Début d'un tour du monde à vélo?

Petit tour en Suisse

Ce voyage commence à Aigle, le 13 mai 2015. Après une nuit à la belle étoile au bord du lac de Gruyère, mes roues me guident dans une douce traversée de la Suisse allemande et du Liechtenstein. Je continue par la Bavière ponctuée de deux incursions en Autriche.

Après une période incertaine, le mauvais temps me poursuit. Pendant neuf jours, je n’ai droit qu’à trois courtes éclaircies. Durant ma période au Walensee, la neige se rapproche dangereusement et Les températures descendent jusqu’à cinq degrés. Belle occasion pour tester le matériel et le mental !

La neige se rapproche dangereusement

Parfois, au pied d’une ferme, un distributeur automatique de lait ou l’affiche de produits frais font le bonheur du cycliste de passage. Une paysanne loquace désire se mettre aux nouvelles de cette suisse romande exotique, distante d’une bonne centaine de kilomètres.  Au-dessus de son automate à lait, une affiche et deux prénoms qu'elle a installés lors du marriage de son fils il y a quelques années déjà.  La peinture et donc le couple tiennent toujours ! La paysanne m’apprend aussi que le champ d’à côté est argovien. Mes débuts dans le canton de Zürich sont réussis !

Détour par le Liechtenstein

Dans le tranquille Vaduz dont les créations modernistes parsèment la vieille ville, je suis une attraction pour les groupes de Japonais qui me photographient sans gêne. 

Dans cette extension de la Suisse, au-delà des échoppes de couteaux et de montres payés en franc suisse, l’accent vire vers l’autrichien et je pars à la recherche des traces de monarchie.  

Un petit air d'Autriche

A peine la frontière autrichienne passée, mes pensées se tournent soudainement vers mes amis russes toujours à l’affut de traces du déclin moral de l’Occident. Le terminus de l’Europe se matérialise sous mes yeux par des publicités déroutantes. Mais cette fois-ci personne n'est là pour faire de moi l'avocat de tout un continent. 


« La vie est pleine de hauts et de bas. Nous sommes là pour vous. Bienvenue à la banque autrichienne »

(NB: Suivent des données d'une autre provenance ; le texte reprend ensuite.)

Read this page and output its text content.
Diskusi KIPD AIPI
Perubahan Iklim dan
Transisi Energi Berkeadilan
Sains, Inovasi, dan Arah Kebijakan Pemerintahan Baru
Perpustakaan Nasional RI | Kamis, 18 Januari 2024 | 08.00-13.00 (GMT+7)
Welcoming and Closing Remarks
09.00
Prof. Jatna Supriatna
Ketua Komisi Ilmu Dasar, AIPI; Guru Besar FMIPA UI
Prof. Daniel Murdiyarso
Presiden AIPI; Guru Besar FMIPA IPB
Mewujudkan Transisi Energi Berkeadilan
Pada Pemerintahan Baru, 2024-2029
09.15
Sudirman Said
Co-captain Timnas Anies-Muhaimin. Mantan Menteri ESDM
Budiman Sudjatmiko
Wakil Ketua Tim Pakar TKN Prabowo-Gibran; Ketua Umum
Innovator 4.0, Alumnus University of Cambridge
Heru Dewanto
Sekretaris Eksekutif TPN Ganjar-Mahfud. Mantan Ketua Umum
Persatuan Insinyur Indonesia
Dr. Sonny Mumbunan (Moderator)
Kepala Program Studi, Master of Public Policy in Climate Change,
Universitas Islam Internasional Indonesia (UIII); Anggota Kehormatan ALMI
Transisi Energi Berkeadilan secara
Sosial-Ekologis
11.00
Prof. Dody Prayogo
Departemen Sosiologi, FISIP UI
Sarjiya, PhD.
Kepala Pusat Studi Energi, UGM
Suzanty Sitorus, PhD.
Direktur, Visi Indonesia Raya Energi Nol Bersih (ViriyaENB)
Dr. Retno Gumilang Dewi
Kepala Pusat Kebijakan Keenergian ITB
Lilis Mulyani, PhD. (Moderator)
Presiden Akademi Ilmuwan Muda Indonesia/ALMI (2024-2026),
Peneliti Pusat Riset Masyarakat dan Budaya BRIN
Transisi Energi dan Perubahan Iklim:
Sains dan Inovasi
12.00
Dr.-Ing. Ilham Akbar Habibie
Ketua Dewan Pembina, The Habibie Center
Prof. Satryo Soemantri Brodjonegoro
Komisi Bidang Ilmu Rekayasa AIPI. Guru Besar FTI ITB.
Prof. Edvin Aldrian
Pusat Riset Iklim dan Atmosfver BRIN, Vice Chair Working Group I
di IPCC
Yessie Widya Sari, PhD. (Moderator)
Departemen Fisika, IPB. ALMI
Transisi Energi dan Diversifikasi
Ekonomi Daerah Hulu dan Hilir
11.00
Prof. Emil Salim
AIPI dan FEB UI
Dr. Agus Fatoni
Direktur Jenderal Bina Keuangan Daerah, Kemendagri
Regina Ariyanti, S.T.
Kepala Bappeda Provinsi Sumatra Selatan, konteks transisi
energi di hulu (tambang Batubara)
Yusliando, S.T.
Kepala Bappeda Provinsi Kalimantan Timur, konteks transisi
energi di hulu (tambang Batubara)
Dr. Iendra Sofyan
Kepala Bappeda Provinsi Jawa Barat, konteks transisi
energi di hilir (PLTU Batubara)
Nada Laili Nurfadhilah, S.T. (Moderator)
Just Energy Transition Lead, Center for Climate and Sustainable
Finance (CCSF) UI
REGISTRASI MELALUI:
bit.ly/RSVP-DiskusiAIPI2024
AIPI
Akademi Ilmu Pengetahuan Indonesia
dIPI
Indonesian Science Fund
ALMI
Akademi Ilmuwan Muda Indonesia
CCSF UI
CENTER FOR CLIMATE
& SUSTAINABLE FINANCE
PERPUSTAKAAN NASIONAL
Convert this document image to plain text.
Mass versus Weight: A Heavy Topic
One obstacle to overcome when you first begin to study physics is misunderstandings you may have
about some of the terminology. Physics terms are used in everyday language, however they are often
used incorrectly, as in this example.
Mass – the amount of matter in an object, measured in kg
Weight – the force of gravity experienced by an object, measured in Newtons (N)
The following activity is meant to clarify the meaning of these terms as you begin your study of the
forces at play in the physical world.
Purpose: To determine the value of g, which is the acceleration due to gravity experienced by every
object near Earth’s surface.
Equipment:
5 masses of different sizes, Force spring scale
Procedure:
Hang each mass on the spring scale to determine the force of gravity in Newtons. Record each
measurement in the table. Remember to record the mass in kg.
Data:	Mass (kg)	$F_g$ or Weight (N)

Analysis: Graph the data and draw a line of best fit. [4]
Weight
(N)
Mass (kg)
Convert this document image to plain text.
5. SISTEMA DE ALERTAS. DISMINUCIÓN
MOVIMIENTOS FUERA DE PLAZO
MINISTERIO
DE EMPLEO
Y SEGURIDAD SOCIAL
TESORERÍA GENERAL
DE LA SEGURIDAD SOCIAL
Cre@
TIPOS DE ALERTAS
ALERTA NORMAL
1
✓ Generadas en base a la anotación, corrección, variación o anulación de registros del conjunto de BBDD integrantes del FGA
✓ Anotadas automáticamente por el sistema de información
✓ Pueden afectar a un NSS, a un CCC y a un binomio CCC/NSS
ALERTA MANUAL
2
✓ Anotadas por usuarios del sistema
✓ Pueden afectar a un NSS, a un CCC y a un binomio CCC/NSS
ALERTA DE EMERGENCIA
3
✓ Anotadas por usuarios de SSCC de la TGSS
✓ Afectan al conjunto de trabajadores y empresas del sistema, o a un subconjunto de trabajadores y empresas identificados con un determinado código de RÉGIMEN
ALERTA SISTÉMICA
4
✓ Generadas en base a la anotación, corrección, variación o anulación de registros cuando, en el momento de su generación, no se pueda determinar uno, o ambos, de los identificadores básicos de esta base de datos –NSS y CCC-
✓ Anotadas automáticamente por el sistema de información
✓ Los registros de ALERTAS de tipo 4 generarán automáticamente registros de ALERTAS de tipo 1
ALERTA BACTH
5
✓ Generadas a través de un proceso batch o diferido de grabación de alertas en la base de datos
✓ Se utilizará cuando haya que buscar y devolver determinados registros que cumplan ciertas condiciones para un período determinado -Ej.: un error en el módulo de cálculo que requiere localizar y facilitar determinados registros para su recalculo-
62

« Economisez comme un roi. Depuis Feldkirch, 9 fois par jour, direct pour Vienne à partir de 29 euros. Les chemins de fer autrichiens»

« Tout est possible. Naissance d’une nouvelle espèce ». Campagne publicitaire à l’occasion de l’ouverture des studios Spitzar à Dornbirn (Autriche).

En attendant le beau temps en Bavière

En venant de la Suisse, l’Allemagne surprend par ses grands espaces, ses bourgades charmantes, ce devoir moral d’aider le passant en déroute et cet intérêt pour la bicyclette qui ne se limite pas au vélo de course. A chaque terrasse les questions s’entremêlent : Où vais-je ? Par où ? Avec quel type de vélo ? Quelles sacoches ? Un homme me lance : « vous allez en Mongolie ? Mongolie, c’est le nom du prochain village, c’est ça ?» Il éclate de rire puis ajoute: «Elle est bien bonne celle-là !»

Les mélodies de la langue de Goethe dévoilent leur panache. Vers la frontière tchèque, je la trouve tellement chantante que je crois à chaque fois converser avec un immigré italien. En Bavière, il me faut trois jours pour défricher la salutation des autres cyclistes dont le "Hallo" est devenu "Servus". Un jour en Suisse allemande, j'ai reçu la traduction en allemand d’une discussion en Suisse allemand. La tonalité, l’accent et même les mots semblaient les mêmes mais ils devenaient compréhensibles par une sourde magie.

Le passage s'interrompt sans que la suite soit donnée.